She sat in silence for a moment, and I, curiously eager for her next remark and conscious suddenly of that strange, muffled excitement that had oppressed me a few hours before, watched her closely, gathering handfuls of sand and spilling them over my knee.

"Did you ever go to Broadway?" she began again.

"I have, yes."

"I did, too," she assured me eagerly. "I think it is beautiful. I should like to live there, should not you? Perhaps," hopefully, "you do live there?"

"No," I said, still on my guard and uncomfortable, "I don't. Are you planning to live there after you are married?" She shook her head regretfully.
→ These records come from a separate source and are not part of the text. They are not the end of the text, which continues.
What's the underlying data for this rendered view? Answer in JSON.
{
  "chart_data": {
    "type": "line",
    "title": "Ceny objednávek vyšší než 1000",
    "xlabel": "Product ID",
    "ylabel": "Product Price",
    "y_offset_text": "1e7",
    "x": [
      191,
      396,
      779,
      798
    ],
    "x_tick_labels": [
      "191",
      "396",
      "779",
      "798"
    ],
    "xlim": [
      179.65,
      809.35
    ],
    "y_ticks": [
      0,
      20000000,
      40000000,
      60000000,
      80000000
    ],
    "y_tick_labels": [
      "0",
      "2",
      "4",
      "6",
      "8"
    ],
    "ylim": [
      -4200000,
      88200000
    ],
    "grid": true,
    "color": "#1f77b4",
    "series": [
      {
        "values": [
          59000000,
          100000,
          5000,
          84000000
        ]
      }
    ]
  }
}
"I am afraid not," she said, and her voice dropped a full third and coloured with a most absurd and exquisite sombre quality, as Duse's used to in La Dame aux Camellias. "Roger would not want to. He will not want me to walk there very much, either. And that is very strange, because there is where I first saw him. But there are places I shall like quite as well, he says, and he will take me there. Will you come, too?"

"I am afraid," I replied drily, "that I might be a little de trop, perhaps. Roger might not care for my society under those circumstances."

Again she answered my tone rather than my words.

"Roger loves you," she said simply.

"He used to," I returned—inexcusably. Oh, yes! utterly inexcusably.